La scène ne dura qu’une poignée de secondes, le temps pour le lieutenant Peter d’accourir et de s’interposer, alerté par les bruits de la bagarre, suivi de David et du reste du groupe depuis les dortoirs. Pal avait reçu une volée de coups, son propre sang lui brûlait la gorge et son cœur battait si fort qu’il crut qu’il allait s’arrêter.

— Qu’est-ce que c’est que ce merdier ! s’écria le Lieutenant en tirant Faron par l’épaule.

Il lui intima aussitôt l’ordre de foutre le camp, puis il fit se disperser les stagiaires, menaçant de reprendre les entraînements si le calme ne revenait pas immédiatement. Pal se retrouva alors seul à seul avec Peter, et il songea un instant qu’il allait peut-être le battre lui aussi, ou l’envoyer en prison pour s’être fait si facilement dérouiller. Le fils se mit à trembler, il voulait rentrer à Paris, rentrer près de son père, ne plus jamais quitter la rue du Bac, et peu importait ce qui se passerait au-dehors, peu importaient les Allemands et peu importait la guerre, pourvu qu’il y ait son père. Il était un fils sans père, un orphelin loin de sa terre, il voulait que cela cesse. Mais le lieutenant Peter ne leva pas la main.

— Tu saignes, dit-il simplement.

Pal s’essuya les lèvres du revers de la main et passa la langue sur ses dents pour s’assurer qu’aucune n’était cassée. Il se sentait triste, humilié, il en avait lâché un petit peu d’urine dans son pantalon.

— Il a tué le renard, dit Pal dans son mauvais anglais en montrant la fourrure ensanglantée.

— Je sais.

— Je lui ai dit qu’il était un enfant de putain.

Le Lieutenant rit.

— Je vais être puni ?

— Non.

— Lieutenant, il ne faut pas tuer les animaux. Tuer des animaux, c’est comme tuer des enfants.

— Tu as raison. Tu es blessé ?

— Non.

Le Lieutenant posa une main sur son épaule, et le fils sentit ses nerfs le lâcher.

— Mon père me manque ! s’étrangla le jeune homme, les yeux bouillonnant de larmes.
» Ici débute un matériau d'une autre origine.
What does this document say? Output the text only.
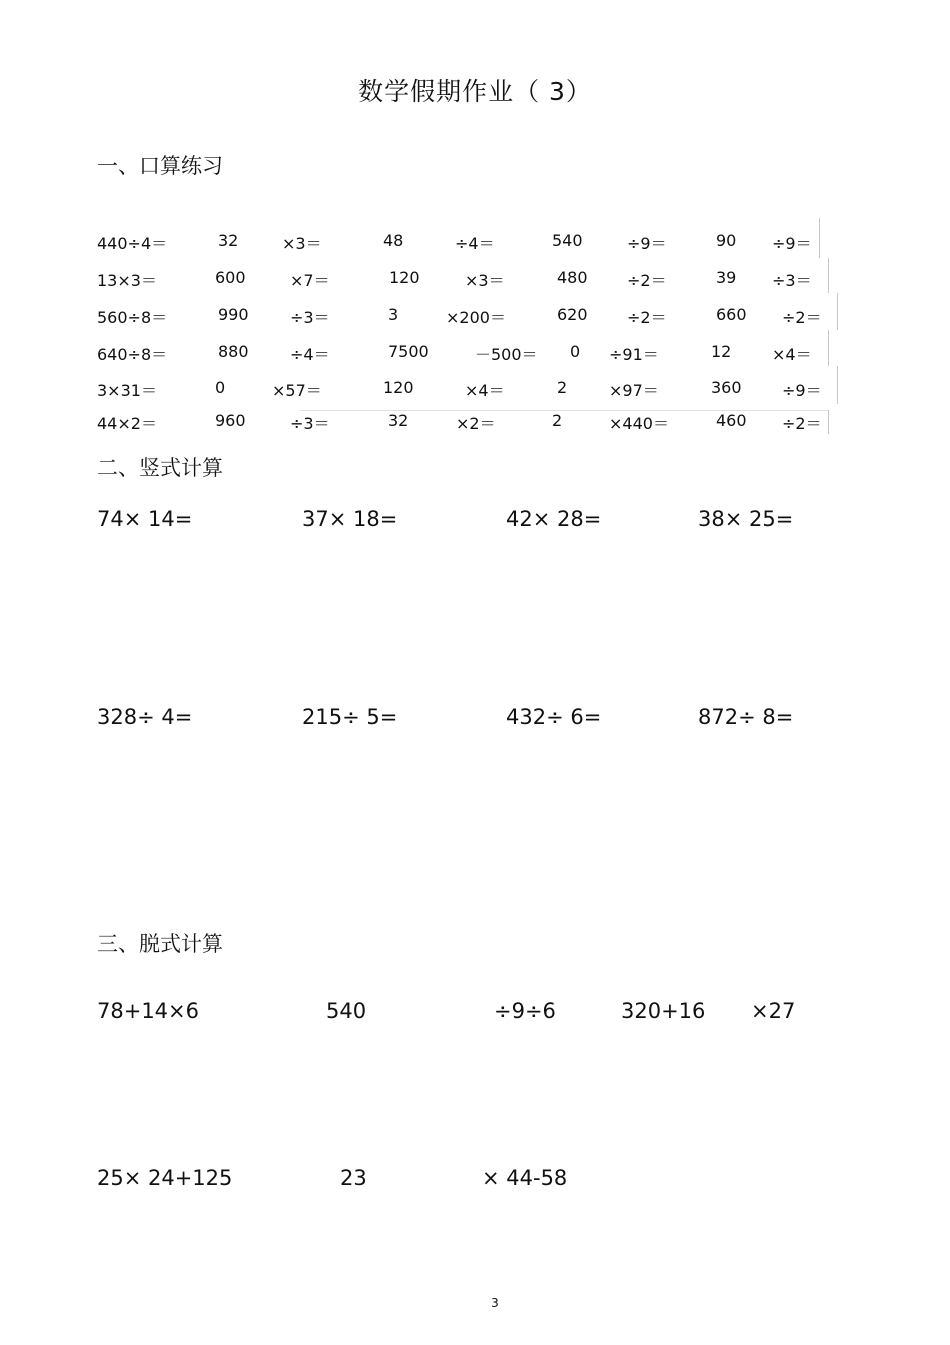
数学假期作业（ 3）
一、口算练习
440÷4＝	32	×3＝	48	÷4＝	540	÷9＝	90 ÷9＝
13×3＝	600	×7＝	120	×3＝	480 ÷2＝	39 ÷3＝
560÷8＝	990	÷3＝	3	×200＝	620 ÷2＝	660 ÷2＝
640÷8＝	880	÷4＝	7500	－500＝ 0 ÷91＝	12	×4＝
3×31＝	0	×57＝	120	×4＝	2	×97＝	360	÷9＝
44×2＝	960	÷3＝	32	×2＝	2	×440＝	460 ÷2＝
二、竖式计算
74× 14=	37× 18=	42× 28=	38× 25=
328÷ 4=	215÷ 5=	432÷ 6=	872÷ 8=
三、脱式计算
78+14×6	540	÷9÷6	320+16 ×27
25× 24+125	23	× 44-58
3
Peter hocha la tête, compatissant.

— Cela fait-il de moi un faible ? interrogea le fils.

— Non.

L’officier garda encore un peu sa main sur l’épaule de l’orphelin, puis il lui tendit son mouchoir.

— Va te passer de l’eau sur le visage, tu transpires.
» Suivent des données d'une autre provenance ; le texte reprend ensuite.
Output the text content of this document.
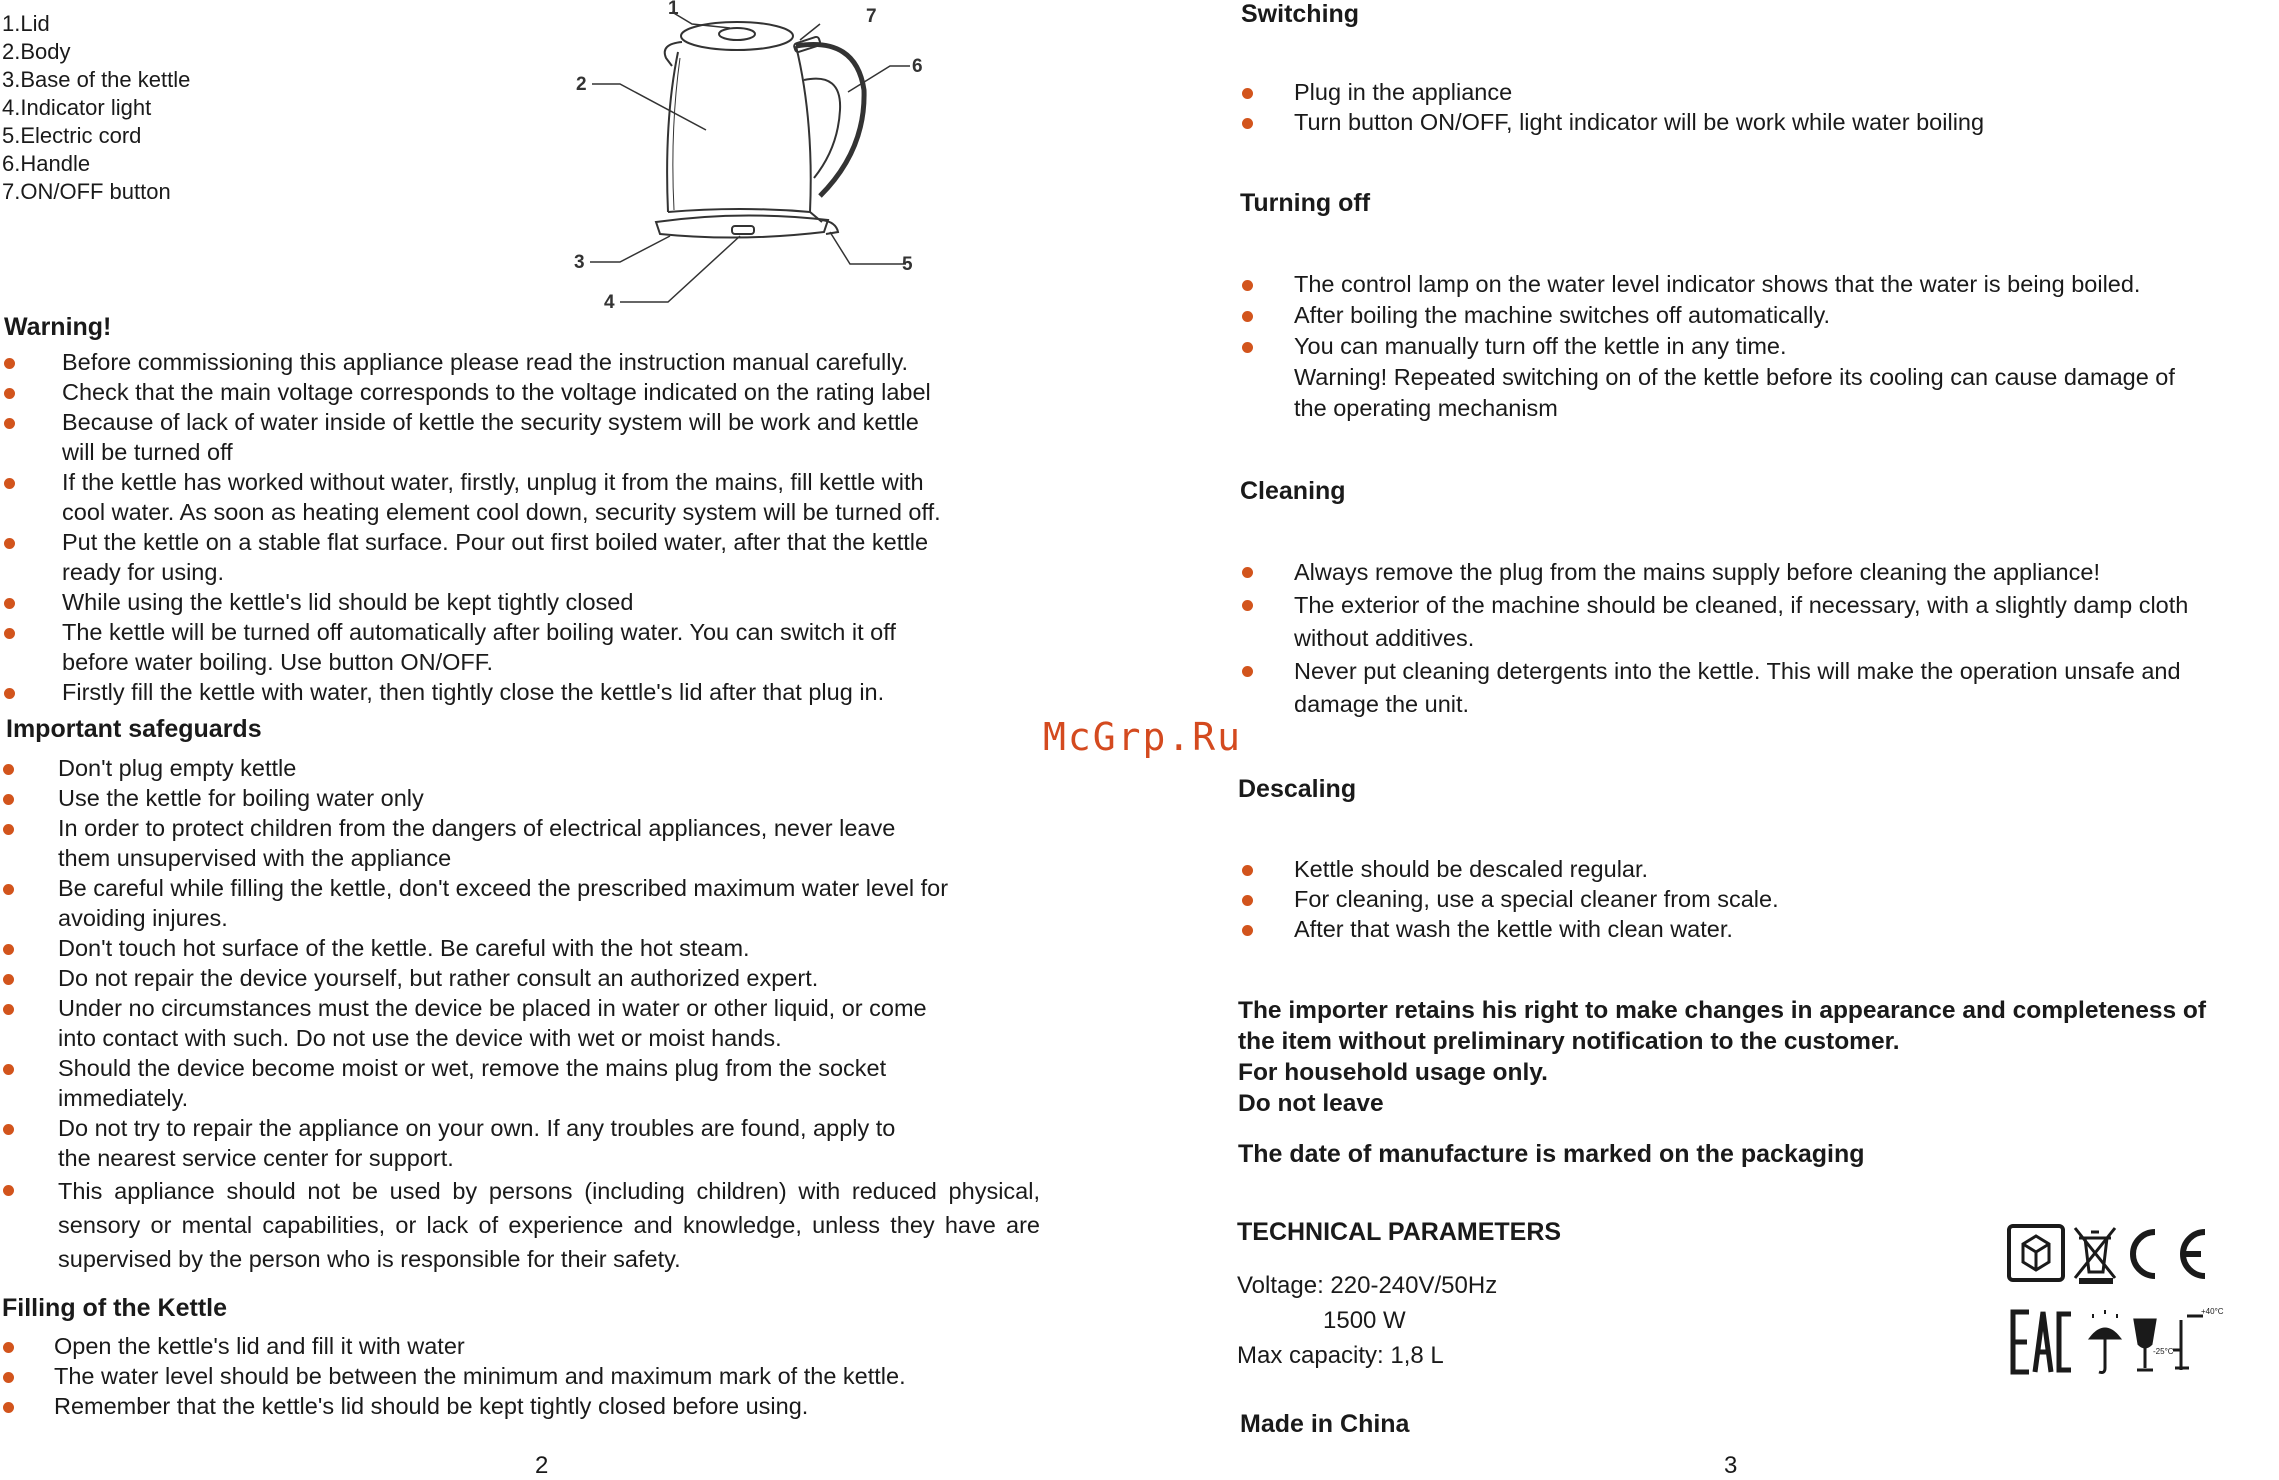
1.Lid
2.Body
3.Base of the kettle
4.Indicator light
5.Electric cord
6.Handle
7.ON/OFF button
1
2
3
4
5
6
7
Warning!
Before commissioning this appliance please read the instruction manual carefully.
Check that the main voltage corresponds to the voltage indicated on the rating label
Because of lack of water inside of kettle the security system will be work and kettle
will be turned off
If the kettle has worked without water, firstly, unplug it from the mains, fill kettle with
cool water. As soon as heating element cool down, security system will be turned off.
Put the kettle on a stable flat surface. Pour out first boiled water, after that the kettle
ready for using.
While using the kettle's lid should be kept tightly closed
The kettle will be turned off automatically after boiling water. You can switch it off
before water boiling. Use button ON/OFF.
Firstly fill the kettle with water, then tightly close the kettle's lid after that plug in.
Important safeguards
Don't plug empty kettle
Use the kettle for boiling water only
In order to protect children from the dangers of electrical appliances, never leave
them unsupervised with the appliance
Be careful while filling the kettle, don't exceed the prescribed maximum water level for
avoiding injures.
Don't touch hot surface of the kettle. Be careful with the hot steam.
Do not repair the device yourself, but rather consult an authorized expert.
Under no circumstances must the device be placed in water or other liquid, or come
into contact with such. Do not use the device with wet or moist hands.
Should the device become moist or wet, remove the mains plug from the socket
immediately.
Do not try to repair the appliance on your own. If any troubles are found, apply to
the nearest service center for support.
This appliance should not be used by persons (including children) with reduced physical, sensory or mental capabilities, or lack of experience and knowledge, unless they have are supervised by the person who is responsible for their safety.
Filling of the Kettle
Open the kettle's lid and fill it with water
The water level should be between the minimum and maximum mark of the kettle.
Remember that the kettle's lid should be kept tightly closed before using.
Switching
Plug in the appliance
Turn button ON/OFF, light indicator will be work while water boiling
Turning off
The control lamp on the water level indicator shows that the water is being boiled.
After boiling the machine switches off automatically.
You can manually turn off the kettle in any time.
Warning! Repeated switching on of the kettle before its cooling can cause damage of
the operating mechanism
Cleaning
Always remove the plug from the mains supply before cleaning the appliance!
The exterior of the machine should be cleaned, if necessary, with a slightly damp cloth
without additives.
Never put cleaning detergents into the kettle. This will make the operation unsafe and
damage the unit.
Descaling
Kettle should be descaled regular.
For cleaning, use a special cleaner from scale.
After that wash the kettle with clean water.
The importer retains his right to make changes in appearance and completeness of
the item without preliminary notification to the customer.
For household usage only.
Do not leave
The date of manufacture is marked on the packaging
TECHNICAL PARAMETERS
Voltage: 220-240V/50Hz
1500 W
Max capacity: 1,8 L
Made in China
+40°C
-25°C
McGrp.Ru
2	3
Il ne transpirait pas, il pleurait.

Au repas du soir, Pal ne parvint pas à bouffer. Key, Aimé, Frank essayèrent de le réconforter, en vain. Claude proposa de lui narrer quelques grands épisodes bibliques pour lui changer les idées, Prunier bafouilla d’incompréhensibles plaisanteries et Stanislas lui proposa une partie d’échecs. Mais aucun d’eux ne pouvait rien pour Pal.

Alors le fils s’en alla à l’écart des autres. Il se cacha derrière la chapelle, dans un endroit que lui seul connaissait, une cachette entre deux murets de pierres qui protégeait de la pluie. Mais à peine y fut-il installé qu’apparut Laura. Elle ne parla pas, elle s’assit simplement à côté de lui et planta son joli regard dans le sien ; ses yeux verts riaient en silence. Pal la trouva si douce qu’il se demanda un instant si elle était au courant de la raclée que lui avait donnée Faron.
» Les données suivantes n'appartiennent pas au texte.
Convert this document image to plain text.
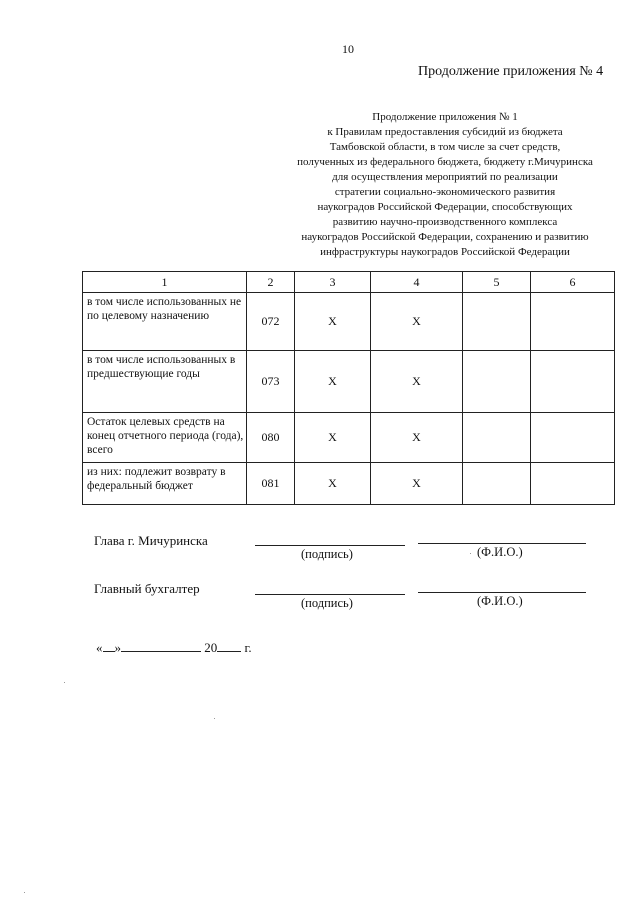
10
Продолжение приложения № 4
Продолжение приложения № 1
к Правилам предоставления субсидий из бюджета
Тамбовской области, в том числе за счет средств,
полученных из федерального бюджета, бюджету г.Мичуринска
для осуществления мероприятий по реализации
стратегии социально-экономического развития
наукоградов Российской Федерации, способствующих
развитию научно-производственного комплекса
наукоградов Российской Федерации, сохранению и развитию
инфраструктуры наукоградов Российской Федерации
1	2	3	4	5	6
в том числе использованных не по целевому назначению	072	X	X		
в том числе использованных в предшествующие годы	073	X	X		
Остаток целевых средств на конец отчетного периода (года), всего	080	X	X		
из них: подлежит возврату в федеральный бюджет	081	X	X		
Глава г. Мичуринска
(подпись)	(Ф.И.О.)
Главный бухгалтер
(подпись)	(Ф.И.О.)
« »	20 г.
— Il m’a flanqué une sacrée dérouillée, hein ? murmura le fils, gêné.

— Ça n’a pas d’importance.

Elle lui fit signe de se taire. Et ce fut un bel instant. Pal ferma les yeux et il prit d’amples et secrètes inspirations car Laura sentait si bon : ses cheveux soigneusement lavés sentaient l’abricot, de sa nuque s’échappait un délicat parfum. Elle se parfumait ; ils étaient en pleine école de guerre et elle se parfumait ! Caché dans l’obscurité, il approcha son visage d’elle sans qu’elle le vît et il respira encore. Il y avait longtemps qu’il n’avait pas senti une si agréable odeur.

Amicalement, Laura tapota de sa main le bras de Pal, pour qu’il se sente mieux, mais Pal ne put retenir un mouvement de douleur. Retroussant ses manches, il découvrit à la lueur de son briquet que deux énormes hématomes violacés marquaient ses avant-bras, suite aux coups de Faron. Elle posa doucement ses mains fraîches sur les blessures.

— Ça fait mal ?

— Un peu.

C’était horriblement douloureux.

— Viens dans ma chambre tout à l’heure. Je te soignerai.

Sur ces mots, elle s’en allait déjà, laissant traîner dans l’immense parc de Wanborough Manor des effluves de son parfum délicat.